Frontier models are failing one in three production attempts — and getting harder to audit

3 2 minutes read

AI agents have become an integral part of enterprise workflows, but they are still struggling to perform reliably on structured benchmarks, failing roughly one in three attempts. This discrepancy between capability and reliability is identified as the primary operational challenge for IT leaders in 2026, as highlighted in Stanford HAI’s ninth annual AI Index report.

The report introduces the concept of the “jagged frontier,” a term coined by AI researcher Ethan Mollick to describe the boundary where AI excels and then suddenly fails. Despite significant advancements in AI models in 2025, with enterprise AI adoption reaching 88%, there are still areas where these models fall short.

For example, while leading models have shown remarkable progress on benchmarks like Humanity’s Last Exam (HLE) and MMLU-Pro, scoring above 87% and 30% improvement, respectively, they still struggle with tasks like telling time accurately. This disparity is evident in benchmarks like ClockBench, where AI models like Gemini Deep Think and GPT-4.5 High only achieved around 50% accuracy compared to humans’ 90%.

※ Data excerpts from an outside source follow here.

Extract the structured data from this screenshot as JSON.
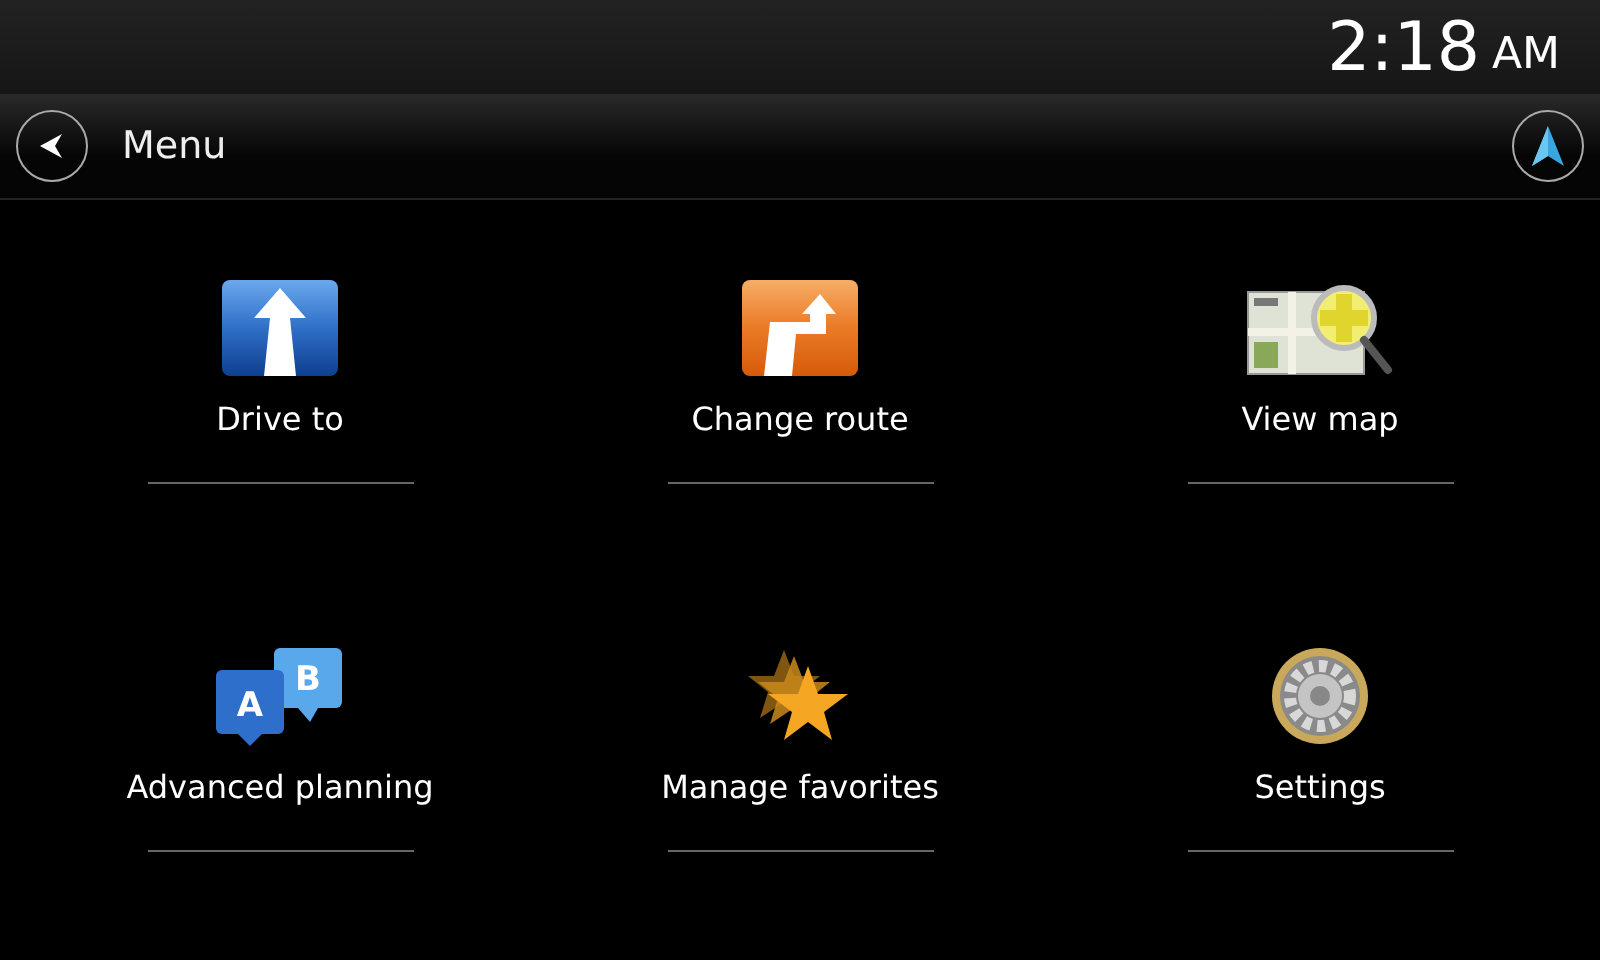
{
  "status_bar": {
    "time": "2:18",
    "meridiem": "AM"
  },
  "header": {
    "title": "Menu"
  },
  "menu_items": [
    {
      "label": "Drive to",
      "kind": "arrow"
    },
    {
      "label": "Change route",
      "kind": "detour"
    },
    {
      "label": "View map",
      "kind": "map"
    },
    {
      "label": "Advanced planning",
      "kind": "bubbles",
      "icon_letters": [
        "A",
        "B"
      ]
    },
    {
      "label": "Manage favorites",
      "kind": "star"
    },
    {
      "label": "Settings",
      "kind": "gear"
    }
  ]
}
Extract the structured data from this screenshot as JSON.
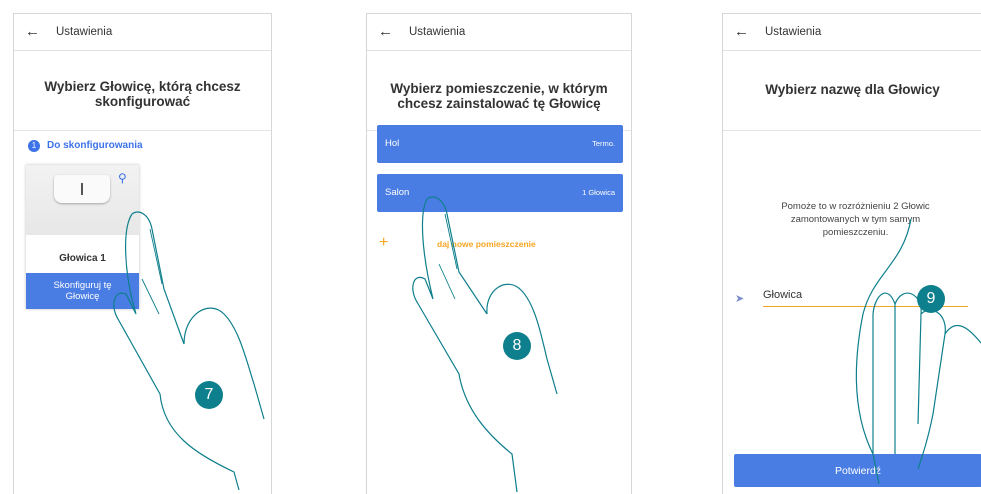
{
  "screens": [
    {
      "header_title": "Ustawienia",
      "page_title_line1": "Wybierz Głowicę, którą chcesz",
      "page_title_line2": "skonfigurować",
      "section_number": "1",
      "section_label": "Do skonfigurowania",
      "card_name": "Głowica 1",
      "card_button_line1": "Skonfiguruj tę",
      "card_button_line2": "Głowicę",
      "step": "7"
    },
    {
      "header_title": "Ustawienia",
      "page_title_line1": "Wybierz pomieszczenie, w którym",
      "page_title_line2": "chcesz zainstalować tę Głowicę",
      "rooms": [
        {
          "name": "Hol",
          "meta": "Termo."
        },
        {
          "name": "Salon",
          "meta": "1 Głowica"
        }
      ],
      "add_room_label": "daj nowe pomieszczenie",
      "step": "8"
    },
    {
      "header_title": "Ustawienia",
      "page_title": "Wybierz nazwę dla Głowicy",
      "hint_line1": "Pomoże to w rozróżnieniu 2 Głowic",
      "hint_line2": "zamontowanych w tym samym",
      "hint_line3": "pomieszczeniu.",
      "name_value": "Głowica",
      "confirm_label": "Potwierdź",
      "step": "9"
    }
  ],
  "icons": {
    "back": "arrow-left-icon",
    "bulb": "light-bulb-icon",
    "plus": "plus-icon",
    "tag": "tag-icon"
  },
  "colors": {
    "primary": "#4a7de3",
    "accent": "#f5a623",
    "step_badge": "#0e7f8c"
  }
}
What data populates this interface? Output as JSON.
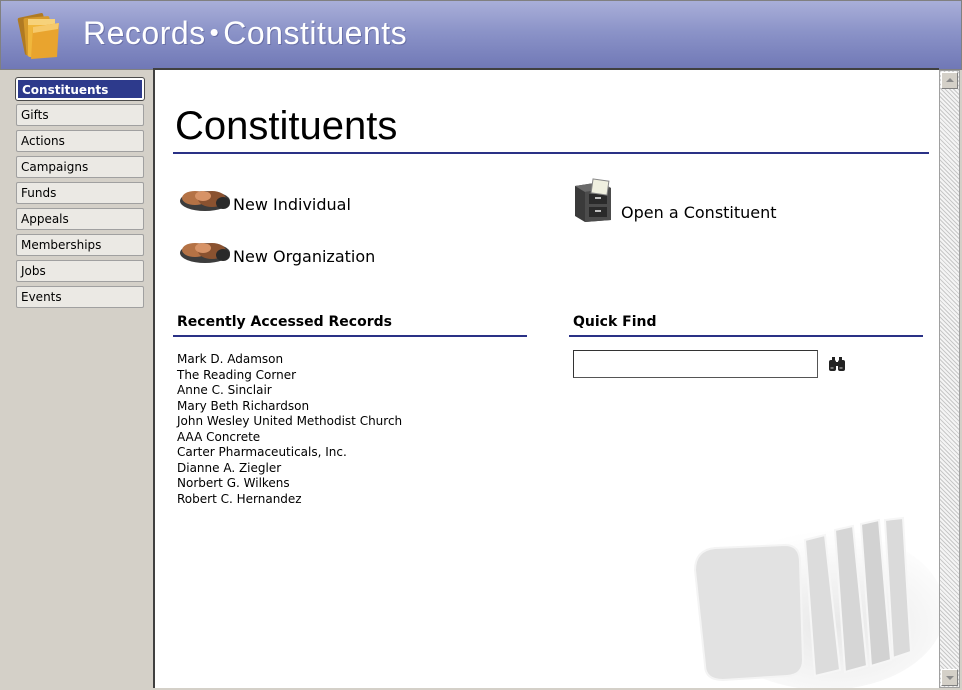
{
  "titlebar": {
    "module": "Records",
    "separator": "•",
    "page": "Constituents",
    "icon": "folders-icon"
  },
  "sidebar": {
    "items": [
      {
        "label": "Constituents",
        "active": true
      },
      {
        "label": "Gifts"
      },
      {
        "label": "Actions"
      },
      {
        "label": "Campaigns"
      },
      {
        "label": "Funds"
      },
      {
        "label": "Appeals"
      },
      {
        "label": "Memberships"
      },
      {
        "label": "Jobs"
      },
      {
        "label": "Events"
      }
    ]
  },
  "main": {
    "title": "Constituents",
    "actions": {
      "new_individual": {
        "label": "New Individual",
        "icon": "handshake-icon"
      },
      "new_organization": {
        "label": "New Organization",
        "icon": "handshake-icon"
      },
      "open_constituent": {
        "label": "Open a Constituent",
        "icon": "file-cabinet-icon"
      }
    },
    "recent": {
      "heading": "Recently Accessed Records",
      "items": [
        "Mark D. Adamson",
        "The Reading Corner",
        "Anne C. Sinclair",
        "Mary Beth Richardson",
        "John Wesley United Methodist Church",
        "AAA Concrete",
        "Carter Pharmaceuticals, Inc.",
        "Dianne A. Ziegler",
        "Norbert G. Wilkens",
        "Robert C. Hernandez"
      ]
    },
    "quick_find": {
      "heading": "Quick Find",
      "value": "",
      "search_icon": "binoculars-icon"
    }
  },
  "colors": {
    "titlebar": "#8b93c8",
    "accent_rule": "#2a3186",
    "active_nav": "#2d3a8c",
    "chrome": "#d4d0c8"
  }
}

Moreover, AI models continue to face challenges in areas like hallucination rates, multi-step reasoning, and transparency. While some models excel in certain tasks, others struggle with basic perception tasks and reasoning workflows. Additionally, the lack of transparency in model development and evaluation methods is a growing concern, with leading models becoming increasingly opaque and withholding crucial information like training code and dataset sizes.

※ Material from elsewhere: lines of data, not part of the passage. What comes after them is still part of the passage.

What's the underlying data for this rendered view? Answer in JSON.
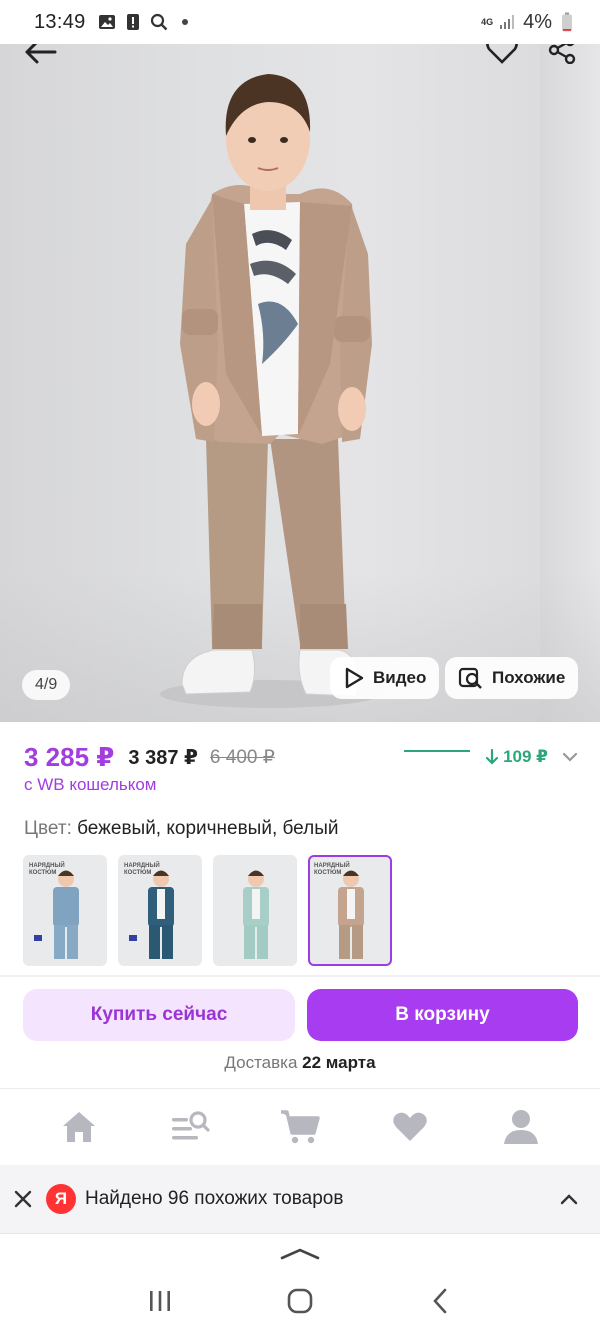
{
  "status_bar": {
    "time": "13:49",
    "network": "4G",
    "battery": "4%",
    "left_icons": [
      "image-icon",
      "alert-icon",
      "search-icon",
      "dot-icon"
    ],
    "right_icons": [
      "signal-icon",
      "battery-icon"
    ]
  },
  "product_gallery": {
    "pager": "4/9",
    "video_label": "Видео",
    "similar_label": "Похожие",
    "icons": [
      "back-arrow-icon",
      "heart-icon",
      "share-icon",
      "play-icon",
      "similar-search-icon"
    ]
  },
  "price": {
    "current": "3 285 ₽",
    "without_wallet": "3 387 ₽",
    "old": "6 400 ₽",
    "drop": "109 ₽",
    "wallet_note": "с WB кошельком",
    "colors": {
      "accent": "#a23de0",
      "drop": "#2aa87a"
    }
  },
  "color_selector": {
    "label": "Цвет:",
    "value": "бежевый, коричневый, белый",
    "thumb_tag": "НАРЯДНЫЙ КОСТЮМ",
    "selected_index": 3
  },
  "actions": {
    "buy_now": "Купить сейчас",
    "add_to_cart": "В корзину",
    "delivery_label": "Доставка",
    "delivery_date": "22 марта"
  },
  "bottom_nav": {
    "items": [
      "home-icon",
      "catalog-search-icon",
      "cart-icon",
      "favorites-heart-icon",
      "profile-icon"
    ]
  },
  "yandex_banner": {
    "logo": "Я",
    "text": "Найдено 96 похожих товаров"
  }
}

Furthermore, benchmarking AI progress has become increasingly challenging due to issues like bias reporting, benchmark contamination, and discrepancies between developer-reported results and independent testing. As AI capability outpaces the benchmarks designed to measure it, there is a need for more reliable and comprehensive evaluation methods that can accurately assess AI performance in real-world scenarios.

The report also highlights concerns about data sustainability and scaling, with researchers warning of a potential “peak data” scenario where the pool of high-quality human data is exhausted. To address this, researchers are exploring hybrid approaches that combine real and synthetic data to enhance model training and performance.

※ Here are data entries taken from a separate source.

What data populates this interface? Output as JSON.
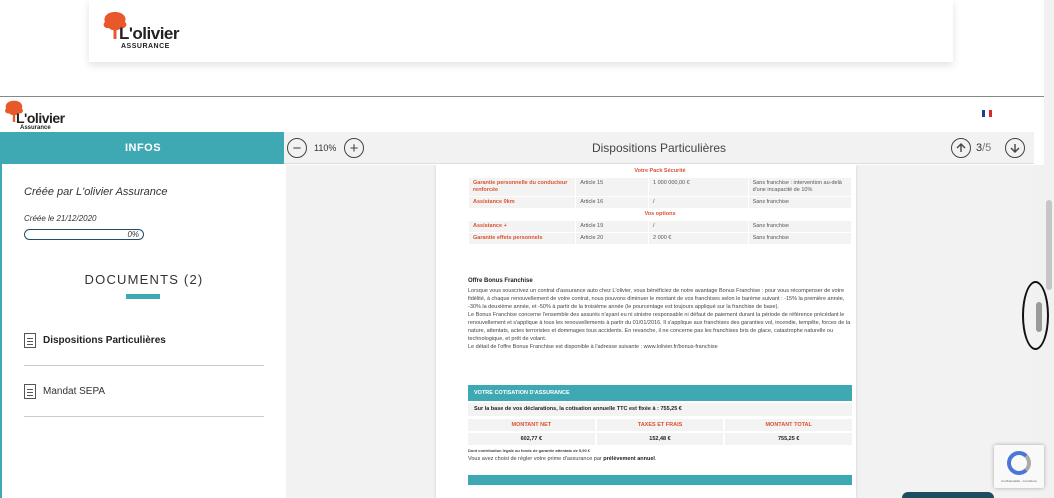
{
  "colors": {
    "accent": "#3ea8b3",
    "orange": "#e8582a",
    "red_text": "#d9532f",
    "dark_blue": "#1f4e6b"
  },
  "site_header": {
    "brand": "L'olivier",
    "sub": "ASSURANCE",
    "logo_icon": "olive-tree-icon"
  },
  "viewer_header": {
    "brand": "L'olivier",
    "sub": "Assurance",
    "flag_icon": "french-flag-icon"
  },
  "sidebar": {
    "tab_label": "INFOS",
    "created_by": "Créée par L'olivier Assurance",
    "created_on": "Créée le 21/12/2020",
    "progress_percent": 0,
    "progress_label": "0%",
    "documents_title": "DOCUMENTS (2)",
    "documents": [
      {
        "label": "Dispositions Particulières",
        "active": true,
        "icon": "document-icon"
      },
      {
        "label": "Mandat SEPA",
        "active": false,
        "icon": "document-icon"
      }
    ]
  },
  "toolbar": {
    "zoom_out_icon": "minus-circle-icon",
    "zoom_out_glyph": "−",
    "zoom_level": "110%",
    "zoom_in_icon": "plus-circle-icon",
    "zoom_in_glyph": "+",
    "document_title": "Dispositions Particulières",
    "prev_icon": "arrow-up-circle-icon",
    "current_page": "3",
    "total_pages": "/5",
    "next_icon": "arrow-down-circle-icon"
  },
  "document": {
    "pack_heading": "Votre Pack Sécurité",
    "pack_rows": [
      {
        "name": "Garantie personnelle du conducteur renforcée",
        "article": "Article 15",
        "amount": "1 000 000,00 €",
        "franchise": "Sans franchise : intervention au-delà d'une incapacité de 10%"
      },
      {
        "name": "Assistance 0km",
        "article": "Article 16",
        "amount": "/",
        "franchise": "Sans franchise"
      }
    ],
    "options_heading": "Vos options",
    "option_rows": [
      {
        "name": "Assistance +",
        "article": "Article 19",
        "amount": "/",
        "franchise": "Sans franchise"
      },
      {
        "name": "Garantie effets personnels",
        "article": "Article 20",
        "amount": "2 000 €",
        "franchise": "Sans franchise"
      }
    ],
    "bonus_title": "Offre Bonus Franchise",
    "bonus_p1": "Lorsque vous souscrivez un contrat d'assurance auto chez L'olivier, vous bénéficiez de notre avantage Bonus Franchise : pour vous récompenser de votre fidélité, à chaque renouvellement de votre contrat, nous pouvons diminuer le montant de vos franchises selon le barème suivant : -15% la première année, -30% la deuxième année, et -50% à partir de la troisième année (le pourcentage est toujours appliqué sur la franchise de base).",
    "bonus_p2": "Le Bonus Franchise concerne l'ensemble des assurés n'ayant eu ni sinistre responsable ni défaut de paiement durant la période de référence précédant le renouvellement et s'applique à tous les renouvellements à partir du 01/01/2016. Il s'applique aux franchises des garanties vol, incendie, tempête, forces de la nature, attentats, actes terroristes et dommages tous accidents. En revanche, il ne concerne pas les franchises bris de glace, catastrophe naturelle ou technologique, et prêt de volant.",
    "bonus_p3": "Le détail de l'offre Bonus Franchise est disponible à l'adresse suivante : www.lolivier.fr/bonus-franchise",
    "cotisation_title": "VOTRE COTISATION D'ASSURANCE",
    "cotisation_line": "Sur la base de vos déclarations, la cotisation annuelle TTC est fixée à : 755,25 €",
    "amount_header_net": "MONTANT NET",
    "amount_header_taxes": "TAXES ET FRAIS",
    "amount_header_total": "MONTANT TOTAL",
    "amount_net": "602,77 €",
    "amount_taxes": "152,48 €",
    "amount_total": "755,25 €",
    "contribution_note": "Dont contribution légale au fonds de garantie attentats de 5,90 €",
    "payment_prefix": "Vous avez choisi de régler votre prime d'assurance par ",
    "payment_method": "prélèvement annuel",
    "payment_suffix": "."
  },
  "recaptcha": {
    "text": "Confidentialité - Conditions",
    "icon": "recaptcha-icon"
  }
}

In conclusion, while AI capability has surged in recent years, there are still significant gaps in reliability, transparency, and responsible AI practices that need to be addressed. IT leaders and developers must focus on bridging the divide between AI’s demonstrated capabilities in demos and its real-world performance in production environments. By prioritizing transparency, reliability, and responsible AI practices, the AI industry can continue to advance while ensuring the ethical and safe deployment of AI technologies.